[2000]. Peter! by St Peter; see note to l. 1034.

[2004]. Cunne ginne, know how to begin. (Gin, a contrivance, is monosyllabic).

[2009]. I substitute the dissyllabic swich-e for the monosyllabic these, to preserve the melody.

[2011]. 'To drive away thy heaviness with.'

[2017]. MS. F. has frot, which has no meaning, but may be a misspelling of froit, which is another form of fruit. As Koch says, we must read The fruit, remembering that Chaucer uses fruit in the peculiar sense of 'upshot' or 'result.'

'And for it is no fruit but los of tyme'; Squi.
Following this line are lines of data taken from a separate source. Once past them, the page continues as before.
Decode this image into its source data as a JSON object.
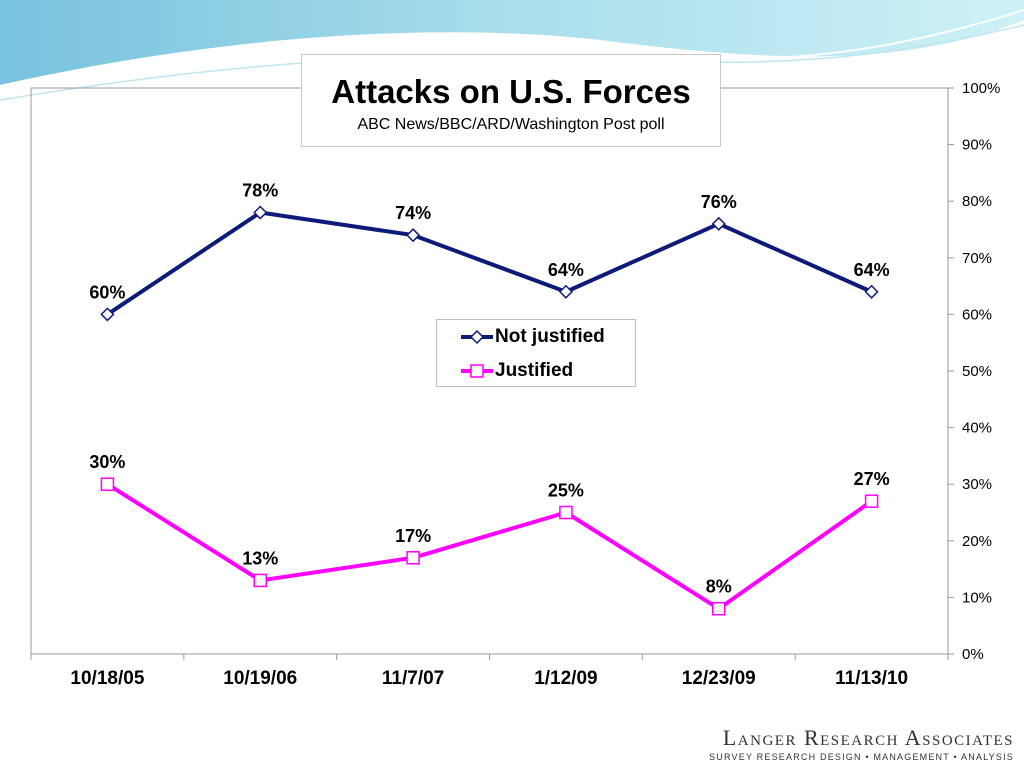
{
  "chart_data": {
    "type": "line",
    "title": "Attacks on U.S. Forces",
    "subtitle": "ABC News/BBC/ARD/Washington Post poll",
    "categories": [
      "10/18/05",
      "10/19/06",
      "11/7/07",
      "1/12/09",
      "12/23/09",
      "11/13/10"
    ],
    "series": [
      {
        "name": "Not justified",
        "values": [
          60,
          78,
          74,
          64,
          76,
          64
        ],
        "color": "#0d1a7a",
        "marker": "diamond"
      },
      {
        "name": "Justified",
        "values": [
          30,
          13,
          17,
          25,
          8,
          27
        ],
        "color": "#ff00ff",
        "marker": "square"
      }
    ],
    "ylim": [
      0,
      100
    ],
    "yticks": [
      "0%",
      "10%",
      "20%",
      "30%",
      "40%",
      "50%",
      "60%",
      "70%",
      "80%",
      "90%",
      "100%"
    ],
    "y_axis_side": "right",
    "value_suffix": "%",
    "legend_position": "center"
  },
  "footer": {
    "brand": "Langer Research Associates",
    "tagline": "SURVEY RESEARCH DESIGN • MANAGEMENT • ANALYSIS"
  }
}
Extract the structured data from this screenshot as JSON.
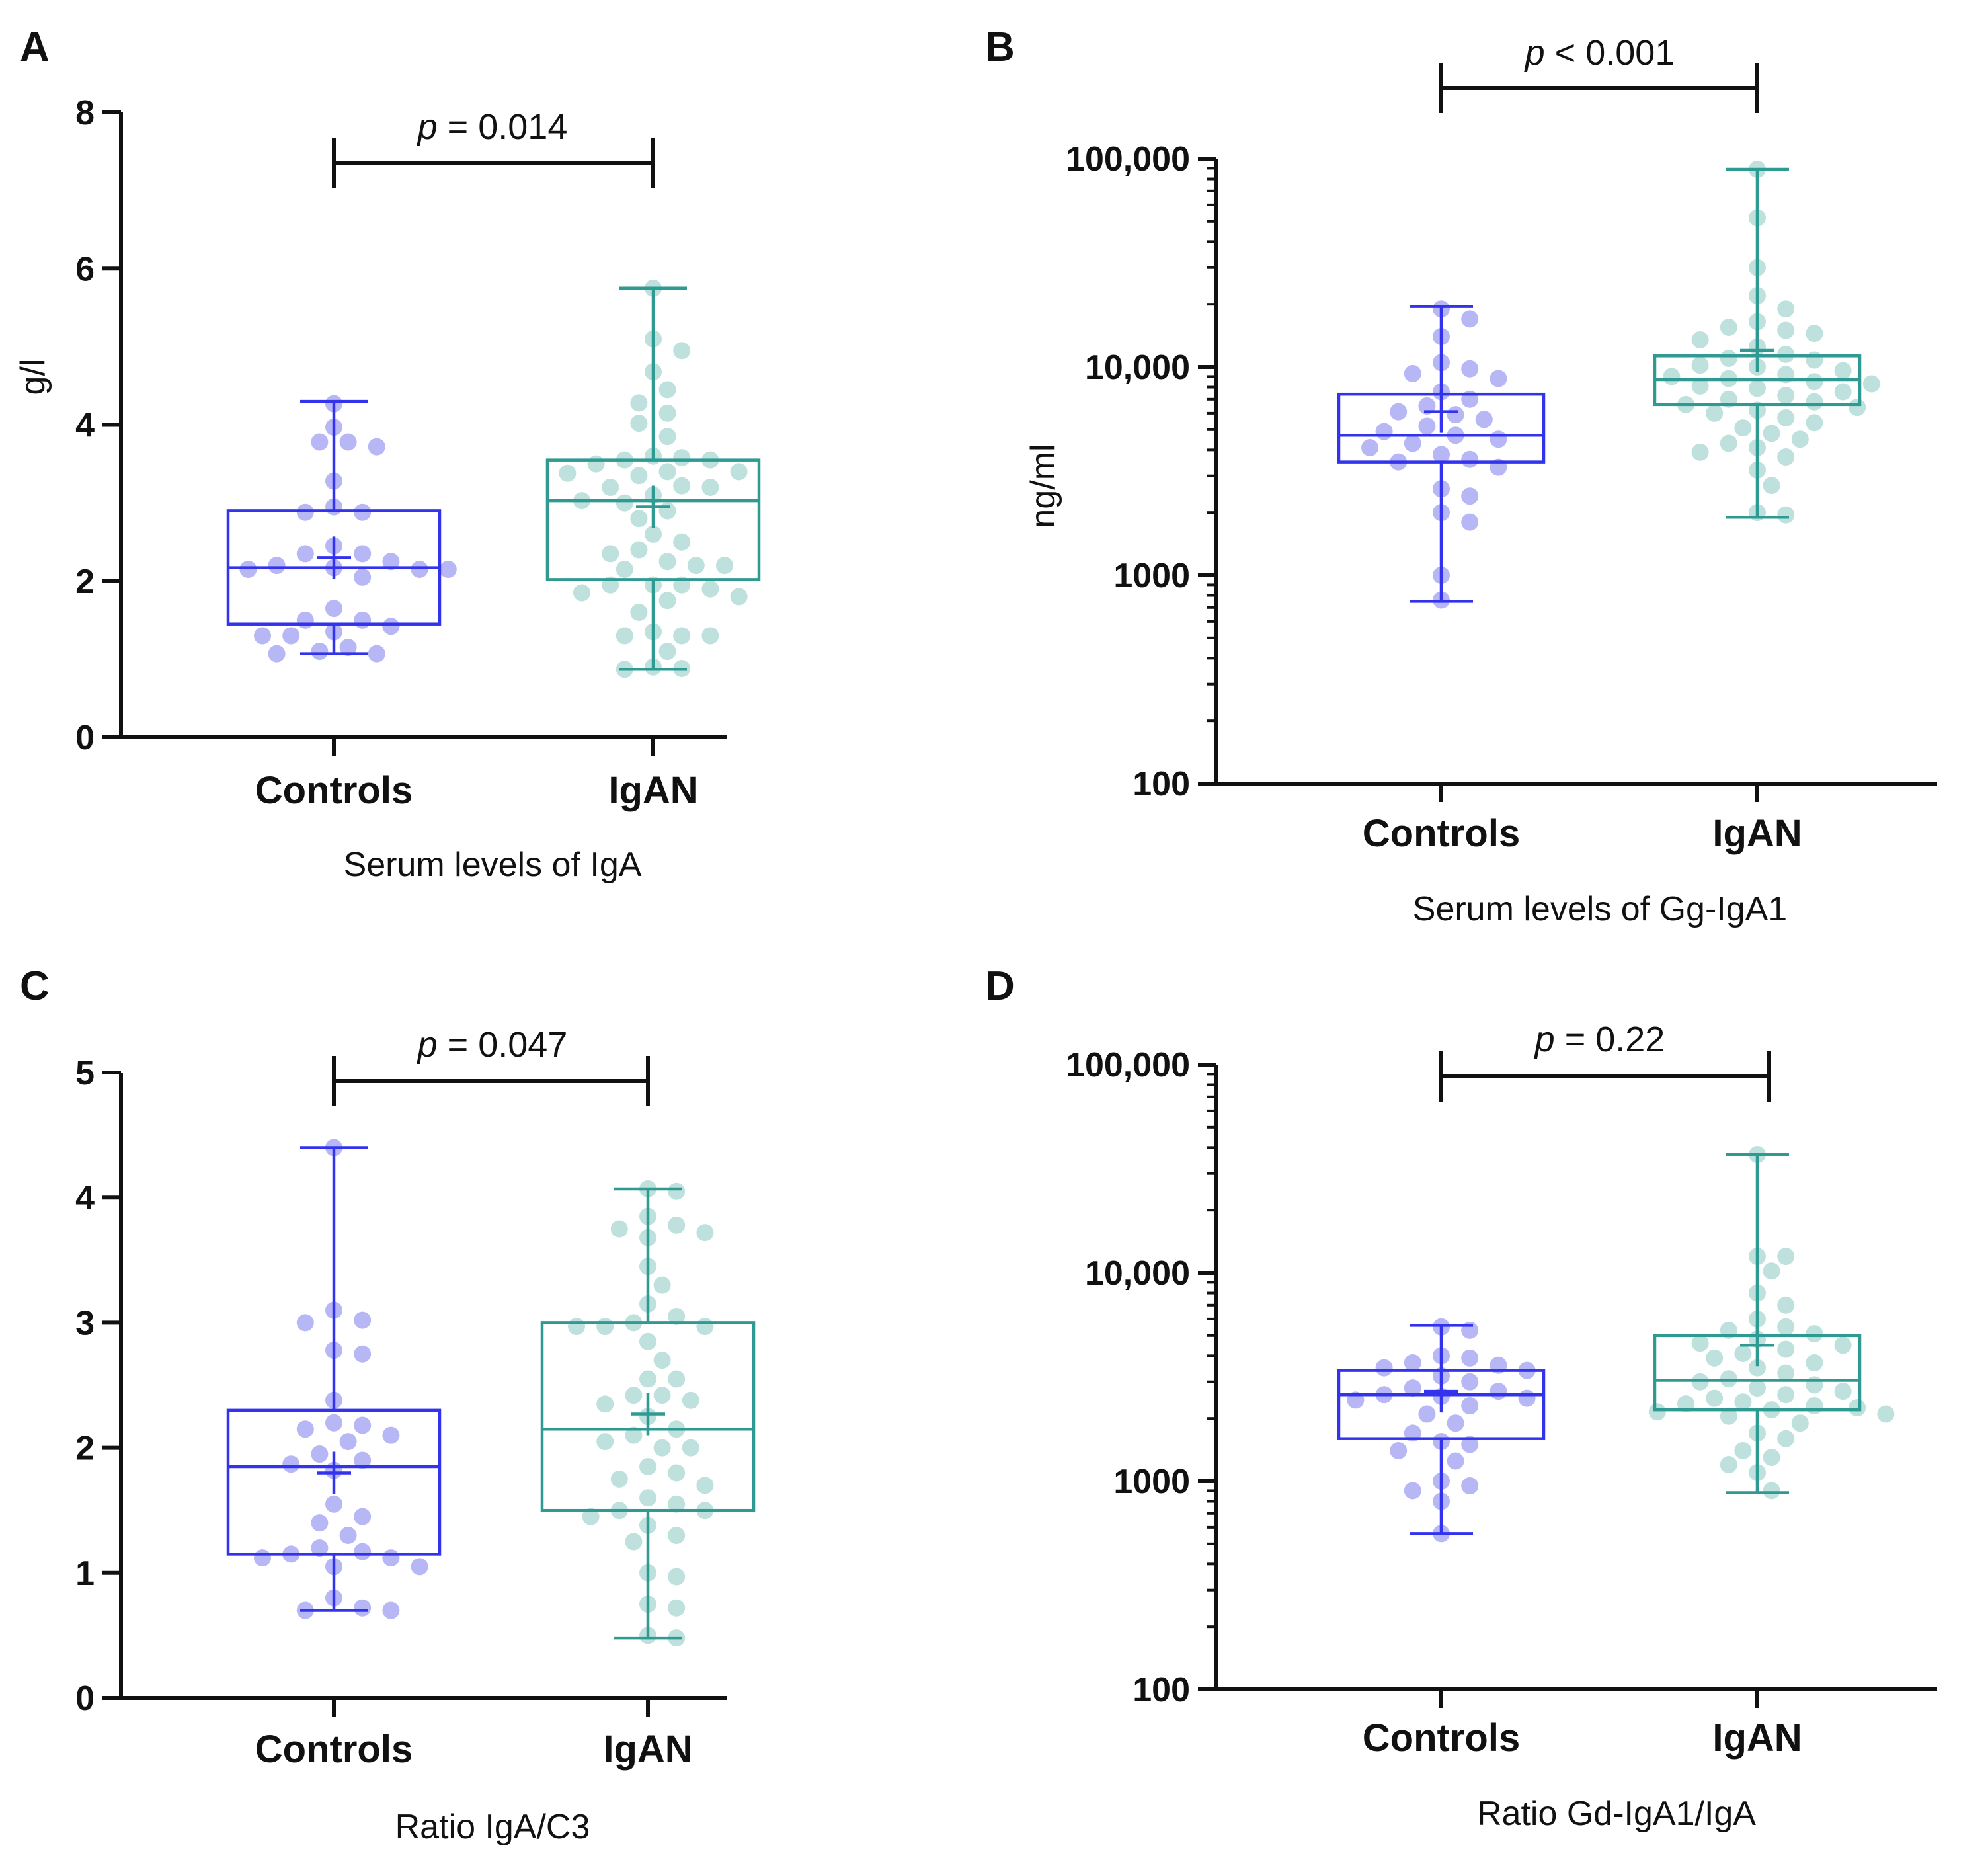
{
  "colors": {
    "controls": "#3333ee",
    "controls_dot": "#aaaaf4",
    "igan": "#2f9a92",
    "igan_dot": "#b3dcd7",
    "axis": "#111111"
  },
  "chart_data": [
    {
      "panel": "A",
      "type": "box",
      "scale": "linear",
      "ylim": [
        0,
        8
      ],
      "yticks": [
        0,
        2,
        4,
        6,
        8
      ],
      "ytick_labels": [
        "0",
        "2",
        "4",
        "6",
        "8"
      ],
      "ylabel": "g/l",
      "xlabel": "Serum levels of IgA",
      "categories": [
        "Controls",
        "IgAN"
      ],
      "significance": {
        "p_symbol": "p",
        "text": " = 0.014"
      },
      "series": [
        {
          "name": "Controls",
          "min": 1.07,
          "q1": 1.45,
          "median": 2.17,
          "q3": 2.9,
          "max": 4.3,
          "mean": 2.3,
          "points": [
            4.27,
            3.97,
            3.78,
            3.78,
            3.72,
            3.28,
            2.95,
            2.88,
            2.88,
            2.45,
            2.35,
            2.35,
            2.25,
            2.2,
            2.17,
            2.15,
            2.15,
            2.15,
            2.05,
            1.65,
            1.5,
            1.5,
            1.42,
            1.35,
            1.3,
            1.3,
            1.15,
            1.1,
            1.07,
            1.07
          ]
        },
        {
          "name": "IgAN",
          "min": 0.87,
          "q1": 2.02,
          "median": 3.03,
          "q3": 3.55,
          "max": 5.75,
          "mean": 2.95,
          "points": [
            5.75,
            5.1,
            4.95,
            4.68,
            4.45,
            4.28,
            4.15,
            4.02,
            3.85,
            3.6,
            3.58,
            3.55,
            3.55,
            3.5,
            3.4,
            3.4,
            3.38,
            3.35,
            3.22,
            3.2,
            3.2,
            3.1,
            3.03,
            3.0,
            2.9,
            2.8,
            2.6,
            2.5,
            2.4,
            2.35,
            2.25,
            2.2,
            2.2,
            2.15,
            1.95,
            1.95,
            1.95,
            1.9,
            1.85,
            1.8,
            1.75,
            1.6,
            1.35,
            1.3,
            1.3,
            1.3,
            1.1,
            0.9,
            0.88,
            0.87
          ]
        }
      ]
    },
    {
      "panel": "B",
      "type": "box",
      "scale": "log",
      "ylim": [
        100,
        100000
      ],
      "yticks": [
        100,
        1000,
        10000,
        100000
      ],
      "ytick_labels": [
        "100",
        "1000",
        "10,000",
        "100,000"
      ],
      "ylabel": "ng/ml",
      "xlabel": "Serum levels of Gg-IgA1",
      "categories": [
        "Controls",
        "IgAN"
      ],
      "significance": {
        "p_symbol": "p",
        "text": " < 0.001"
      },
      "series": [
        {
          "name": "Controls",
          "min": 750,
          "q1": 3500,
          "median": 4700,
          "q3": 7400,
          "max": 19500,
          "mean": 6100,
          "points": [
            19000,
            17000,
            14000,
            10500,
            9800,
            9300,
            8800,
            7600,
            7000,
            6500,
            6100,
            5900,
            5600,
            5200,
            4900,
            4700,
            4500,
            4300,
            4100,
            3800,
            3600,
            3500,
            3300,
            2600,
            2400,
            2000,
            1800,
            1000,
            760
          ]
        },
        {
          "name": "IgAN",
          "min": 1900,
          "q1": 6600,
          "median": 8700,
          "q3": 11300,
          "max": 89000,
          "mean": 12000,
          "points": [
            89000,
            52000,
            30000,
            22000,
            19000,
            16500,
            15500,
            15000,
            14500,
            13500,
            12500,
            11500,
            11000,
            10800,
            10200,
            10000,
            9600,
            9200,
            9000,
            8800,
            8500,
            8300,
            8100,
            7900,
            7600,
            7300,
            7000,
            6800,
            6600,
            6400,
            6200,
            6000,
            5700,
            5400,
            5100,
            4800,
            4500,
            4300,
            4100,
            3900,
            3700,
            3200,
            2700,
            2000,
            1950
          ]
        }
      ]
    },
    {
      "panel": "C",
      "type": "box",
      "scale": "linear",
      "ylim": [
        0,
        5
      ],
      "yticks": [
        0,
        1,
        2,
        3,
        4,
        5
      ],
      "ytick_labels": [
        "0",
        "1",
        "2",
        "3",
        "4",
        "5"
      ],
      "ylabel": "",
      "xlabel": "Ratio IgA/C3",
      "categories": [
        "Controls",
        "IgAN"
      ],
      "significance": {
        "p_symbol": "p",
        "text": " = 0.047"
      },
      "series": [
        {
          "name": "Controls",
          "min": 0.7,
          "q1": 1.15,
          "median": 1.85,
          "q3": 2.3,
          "max": 4.4,
          "mean": 1.8,
          "points": [
            4.4,
            3.1,
            3.02,
            3.0,
            2.78,
            2.75,
            2.38,
            2.2,
            2.18,
            2.15,
            2.1,
            2.05,
            1.95,
            1.9,
            1.87,
            1.82,
            1.55,
            1.45,
            1.4,
            1.3,
            1.2,
            1.17,
            1.15,
            1.12,
            1.12,
            1.05,
            1.05,
            0.8,
            0.72,
            0.7,
            0.7
          ]
        },
        {
          "name": "IgAN",
          "min": 0.48,
          "q1": 1.5,
          "median": 2.15,
          "q3": 3.0,
          "max": 4.07,
          "mean": 2.27,
          "points": [
            4.07,
            4.05,
            3.85,
            3.78,
            3.75,
            3.72,
            3.68,
            3.45,
            3.3,
            3.15,
            3.05,
            3.0,
            2.97,
            2.97,
            2.97,
            2.85,
            2.7,
            2.55,
            2.55,
            2.42,
            2.42,
            2.38,
            2.35,
            2.25,
            2.15,
            2.1,
            2.05,
            2.0,
            2.0,
            1.85,
            1.8,
            1.75,
            1.7,
            1.6,
            1.55,
            1.5,
            1.5,
            1.45,
            1.38,
            1.3,
            1.25,
            1.0,
            0.97,
            0.75,
            0.72,
            0.5,
            0.48
          ]
        }
      ]
    },
    {
      "panel": "D",
      "type": "box",
      "scale": "log",
      "ylim": [
        100,
        100000
      ],
      "yticks": [
        100,
        1000,
        10000,
        100000
      ],
      "ytick_labels": [
        "100",
        "1000",
        "10,000",
        "100,000"
      ],
      "ylabel": "",
      "xlabel": "Ratio Gd-IgA1/IgA",
      "categories": [
        "Controls",
        "IgAN"
      ],
      "significance": {
        "p_symbol": "p",
        "text": " = 0.22"
      },
      "series": [
        {
          "name": "Controls",
          "min": 560,
          "q1": 1600,
          "median": 2600,
          "q3": 3400,
          "max": 5600,
          "mean": 2700,
          "points": [
            5500,
            5300,
            4000,
            3900,
            3700,
            3600,
            3500,
            3400,
            3200,
            3000,
            2800,
            2700,
            2600,
            2550,
            2500,
            2450,
            2300,
            2100,
            1900,
            1700,
            1550,
            1500,
            1400,
            1250,
            1000,
            950,
            900,
            800,
            560
          ]
        },
        {
          "name": "IgAN",
          "min": 880,
          "q1": 2200,
          "median": 3050,
          "q3": 5000,
          "max": 37000,
          "mean": 4500,
          "points": [
            37000,
            12000,
            12000,
            10200,
            8000,
            7000,
            6000,
            5500,
            5300,
            5100,
            4800,
            4600,
            4500,
            4300,
            4100,
            3900,
            3700,
            3500,
            3300,
            3100,
            3000,
            2900,
            2800,
            2700,
            2600,
            2500,
            2400,
            2350,
            2300,
            2250,
            2200,
            2150,
            2100,
            2050,
            1900,
            1700,
            1600,
            1400,
            1300,
            1200,
            1100,
            900
          ]
        }
      ]
    }
  ]
}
Ta., F 74.

'The fruyt of this matere is that I telle'; Man of Lawes Ta., B 411.

In the present case, it would be used in a double sense; (1) of result, (2) of a fruit that withers and is ready to burst open. As to the spelling froit, we find froyte in the Petworth MS. in the latter of the above quotations, where other MSS. have fruyt or fruite. The swote (Cx. Th.) means 'the sweetness.'

[2019]. That, in this line, goes back to Sith that in l. 2007.

[2021]. I suppress in after yaf, because it is not wanted for the sense, and spoils the metre.